El arriero avanzaba penosamente por el sendero conduciendo a su recua de animales prácticamente a ciegas. La espesa lluvia creaba un manto denso e impenetrable que impedía al hombre ver más allá de un par de metros de su propia nariz. En circunstancias normales se habría detenido allá donde estuviese, resignado a sufrir el aguacero, por temor a que uno de sus animales trastabillara y se rompiera una pata. Pero sabía que no podía estar lejos. En la aldea le habían indicado cómo llegar a la mansión de un próspero terrateniente que podría estar interesado en su mercancía. Transportaba buen cuero y útiles de calderería, siempre necesarios en un palacete. Por no hablar de tallas en madera noble y otras chucherías que podían hacerle ganar un buen pellizco. Pero lo que más le importaba en ese momento era que, aunque no comprasen sus enseres, a buen seguro le proporcionarían cobijo y un plato caliente.

Cuando el hombre ya temía haberse perdido en alguna de las bifurcaciones y pensaba que debería pasar la tarde (y quizá la noche) padeciendo las inclemencias de la intemperie, el sendero se abrió en un claro. Pero lo que hizo sonreír al arriero fue la tenue luz que divisaba a través de la lluvia, que le hizo pensar en pan, sopa de ajo y calentarse ante una chimenea. Unos pasos más descubrieron ante él, la inmensa masa de un caserón construido en madera. La densa lluvia y la luz que se filtraba a través de los postigos cerrados de las ventanas le daban una apariencia ominosa y fantasmagórica, pero probablemente cualquier lugar la tendría en aquellas circunstancias. Desde luego no era lo que se esperaba cuando le hablaron de una mansión y sus esperanzas de venta disminuyeron, pero no así su ansia de refugio. Al menos, junto al edificio principal había un pequeño establo en el que podría dejar a las mulas.

Voceó el arriero, anunciando su presencia, pero nadie le contestó. A pesar de su natural prudencia, la gélida lluvia que aguijoneaba su cuerpo y un incipiente dolor de garganta le ayudaron a decidirse a entrar en el establo sin ser invitado. Liberó a las mulas de carga y correajes, salió del establo y cerró la puerta tras de sí, decidido a volver para alimentar y abrevar a los animales tan pronto se hubiera presentado al señor de aquella casa. Mientras caminaba rápidamente el corto trecho hasta la puerta del caserón reparó en el deteriorado estado de la finca. Maderas desvencijadas, cuando no podridas, los postigos de las ventanas agrietados... No pudo evitar sentir pena al pensar que muy pobres tenían que ser, en verdad, los aldeanos para confundir aquello con una mansión. Por supuesto, parte de su tristeza se debía también a constatar que no haría tan buen negocio como había esperado.

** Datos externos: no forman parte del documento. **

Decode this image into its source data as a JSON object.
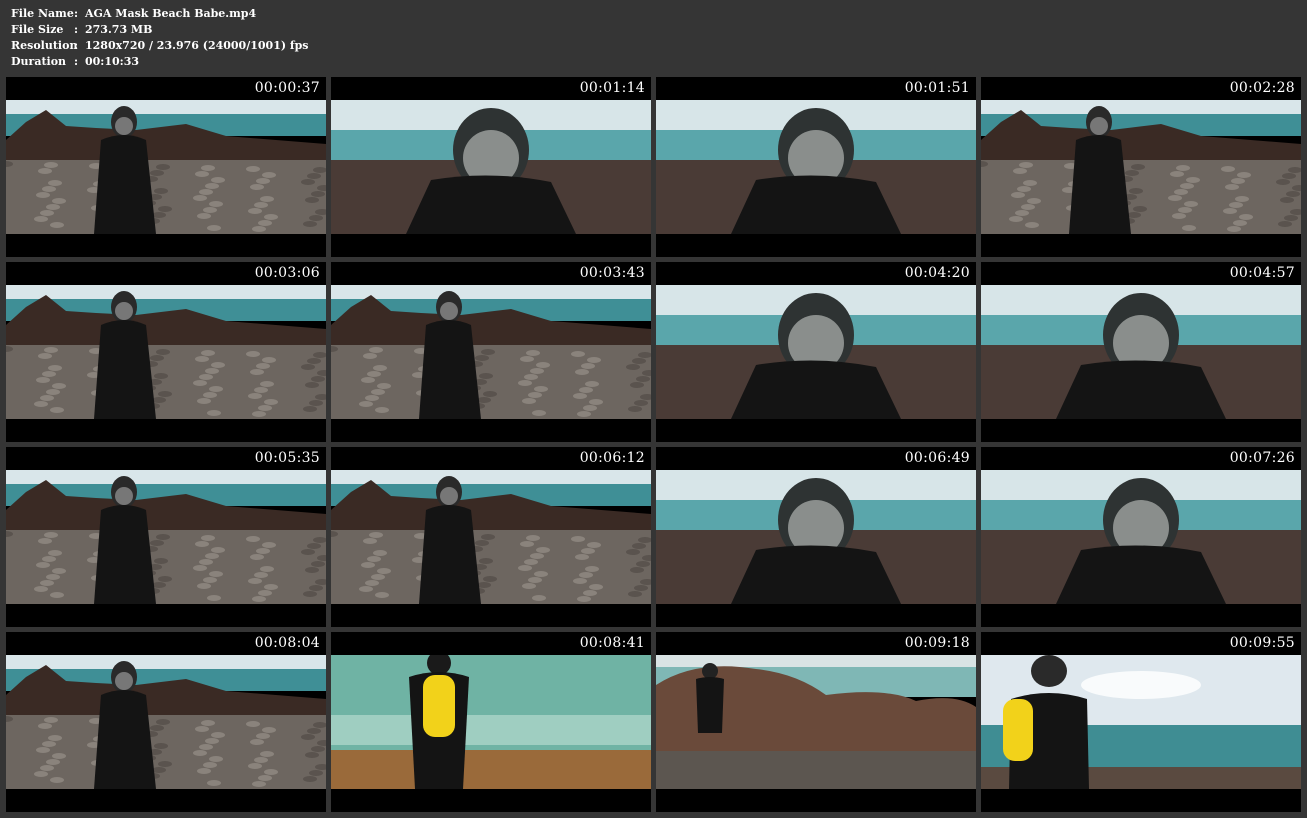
{
  "file_info": {
    "rows": [
      {
        "label": "File Name",
        "sep": ":",
        "value": "AGA Mask Beach Babe.mp4"
      },
      {
        "label": "File Size",
        "sep": ":",
        "value": "273.73 MB"
      },
      {
        "label": "Resolution",
        "sep": ":",
        "value": "1280x720 / 23.976 (24000/1001) fps"
      },
      {
        "label": "Duration",
        "sep": ":",
        "value": "00:10:33"
      }
    ]
  },
  "thumbnails": [
    {
      "timestamp": "00:00:37",
      "scene": "rocks-wide"
    },
    {
      "timestamp": "00:01:14",
      "scene": "close-blur"
    },
    {
      "timestamp": "00:01:51",
      "scene": "close-blur"
    },
    {
      "timestamp": "00:02:28",
      "scene": "rocks-wide"
    },
    {
      "timestamp": "00:03:06",
      "scene": "rocks-wide"
    },
    {
      "timestamp": "00:03:43",
      "scene": "rocks-wide"
    },
    {
      "timestamp": "00:04:20",
      "scene": "close-blur"
    },
    {
      "timestamp": "00:04:57",
      "scene": "close-blur"
    },
    {
      "timestamp": "00:05:35",
      "scene": "rocks-wide"
    },
    {
      "timestamp": "00:06:12",
      "scene": "rocks-wide"
    },
    {
      "timestamp": "00:06:49",
      "scene": "close-blur"
    },
    {
      "timestamp": "00:07:26",
      "scene": "close-blur"
    },
    {
      "timestamp": "00:08:04",
      "scene": "rocks-wide"
    },
    {
      "timestamp": "00:08:41",
      "scene": "tank-back"
    },
    {
      "timestamp": "00:09:18",
      "scene": "boulders"
    },
    {
      "timestamp": "00:09:55",
      "scene": "tank-side"
    }
  ],
  "colors": {
    "background": "#353535",
    "text": "#ffffff",
    "sea": "#3f8f96",
    "sky": "#d9e6ea",
    "suit": "#141414",
    "tank": "#f2d21a"
  }
}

Llegó a la puerta y se detuvo, agradecido de que un pequeño porche le proporcionara abrigo mientras recuperaba el aliento y se frotaba las manos, ateridas de frío. Tras unos instantes, suspiró y llamó firmemente a la puerta. Esperó lo que le pareció una eternidad, pero no hubo respuesta. Había llamado con fuerza, si no hubiera visto la luz que se filtraba a través de las ventanas, habría pensado que la casa estaba vacía ¿Temerían que fuera un bandido? Volvió a golpear la puerta, aun con mayor insistencia:

- Ábranme, señor. Sólo soy un honrado arriero. Traigo talabartería y también calderos y cuchillos. Ando en busca de quién me compre y, si tienen la bondad, de un resguardo de la lluvia y quizás un plato caliente.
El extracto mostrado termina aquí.